Machine learning technologies have seen tremendous progress over the past decade, owing to the availability of massive and diverse data, rapid growth in computing and storage power, and novel techniques such as deep learning and sequence-to-sequence models. ML algorithms for several central cognitive tasks, including image and speech recognition, have now surpassed human performance. This enables new applications and levels of automation that seemed out of reach only a few years ago. For example, fully autonomous self-driving cars in the real world are now technically feasible; smart assistants integrate speech recognition and synthesis, natural language understanding, and reasoning, into full-blown dialog systems; AI systems have beaten humans at Jeopardy, Go, and several other tasks.
Yet taking such functions out of human hands raises a number of concerns and fears, which if not addressed could easily erode our trust in ML technology.

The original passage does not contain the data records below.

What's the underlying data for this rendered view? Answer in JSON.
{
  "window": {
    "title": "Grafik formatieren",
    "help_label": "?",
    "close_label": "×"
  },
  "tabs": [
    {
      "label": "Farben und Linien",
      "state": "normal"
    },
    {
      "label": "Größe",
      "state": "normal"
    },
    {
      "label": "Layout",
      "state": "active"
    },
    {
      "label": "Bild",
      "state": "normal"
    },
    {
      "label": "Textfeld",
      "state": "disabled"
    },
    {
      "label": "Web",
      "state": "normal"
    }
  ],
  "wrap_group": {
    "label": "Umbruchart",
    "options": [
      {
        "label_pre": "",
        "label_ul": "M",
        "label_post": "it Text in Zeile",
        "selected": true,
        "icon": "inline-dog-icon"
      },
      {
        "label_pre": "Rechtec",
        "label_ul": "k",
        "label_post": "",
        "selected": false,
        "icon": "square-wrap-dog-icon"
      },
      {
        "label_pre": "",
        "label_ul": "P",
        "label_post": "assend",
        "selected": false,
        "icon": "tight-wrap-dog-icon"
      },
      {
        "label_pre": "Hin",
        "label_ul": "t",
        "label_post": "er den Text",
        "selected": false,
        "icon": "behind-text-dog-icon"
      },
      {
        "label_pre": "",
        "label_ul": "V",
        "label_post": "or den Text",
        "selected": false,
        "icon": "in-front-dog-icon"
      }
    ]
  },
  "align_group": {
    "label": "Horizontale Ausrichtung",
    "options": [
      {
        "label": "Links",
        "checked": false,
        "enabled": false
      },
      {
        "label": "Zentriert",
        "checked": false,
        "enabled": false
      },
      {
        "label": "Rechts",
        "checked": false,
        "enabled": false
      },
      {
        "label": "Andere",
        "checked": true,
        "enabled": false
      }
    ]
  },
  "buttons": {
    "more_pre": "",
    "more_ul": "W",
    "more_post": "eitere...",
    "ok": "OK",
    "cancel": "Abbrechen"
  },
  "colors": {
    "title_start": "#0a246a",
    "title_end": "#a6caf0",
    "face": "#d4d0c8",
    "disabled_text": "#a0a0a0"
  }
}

First, ML algorithms can exhibit biases and generate discriminatory decisions, inherited from training data. There is currently a strong research effort under way to define notions of fairness and methods to ascertain that ML algorithms conform to these notions. More broadly, the issue of how to teach machines to act ethically, e.g., self-driving cars needing to make split-second decisions about an impending accident, are critical.
Second, in many scenarios, ML algorithms and human decision-makers have to work in concert. This is true, for example, in medical diagnostics, where we are not (yet) ready to make completely automated decisions, but doctors want to rely on ML to augment their own understanding and improve their decisions. A major challenge is to explain predictions by ML to humans, especially with the advent of “black-box” techniques like deep learning. How to convince a sceptical human operator that a prediction is plausible and accurate? We need techniques for interpretable ML algorithms with the ability to mimic the way a doctor explains a diagnostic to another doctor.
Third, while ML algorithms manage to outperform human subjects in various cognitive tasks, many of these algorithms still lack robustness in adversarial settings: for example, small adversarial modifications of images (a few pixels) have been shown to lead to misclassification, while human performance would be unaffected. This lack of robustness is a vulnerability that may be exploited to attack ML systems, and consequently undermine trust in its decisions. Additionally, ML models (e.g., for medical applications) are often trained on sensitive data one would ideally not reveal to third parties, thus creating the need for privacy-sensitive ML algorithms that can learn to make predictions without access to raw sensitive data.
The public acceptance of a much greater level of automation in many areas of business and life, of ML algorithms making decisions affecting people’s health, careers, relationships, etc., requires a much stronger level of trust. ML technology has to evolve to be fair, accountable, and transparent (FAT). Today’s research agenda does not sufficiently reflect these requirements, and remains strongly focused on pushing the performance of tasks such as outlined above. C4DT will drive a research program that focuses explicitly on trust as a goal of next-generation ML frameworks.
Conversely, ML technology is itself an indispensable layer in the architecture of trust of any sufficiently complex system. Despite decades of research in security technologies, from cryptography to verification and to block chains, human behavior is often the weakest link and the culprit for successful attacks. Social engineering has played at least some role in almost all major recent attacks. AI has the potential to bring higher-level reasoning and adaptively learning behavioral patterns to bear on distributed systems of trust. The long term ambition is to be able to identify and counter attacks that have not previously been identified and explicitly modeled.
In summary, ML and AI more broadly are transformative technologies that will reshape our economy and our lives. Trust in these systems is crucial to integrate them without causing mistrust and public resistance and a potential backlash, and they need to reflect and encode the values and principles of our societies. At the same time, there is an opportunity that AI technologies become central in fostering trust in complex digital infrastructures, by detecting and preventing attacks and by proactively analyzing complex systems and identifying weaknesses.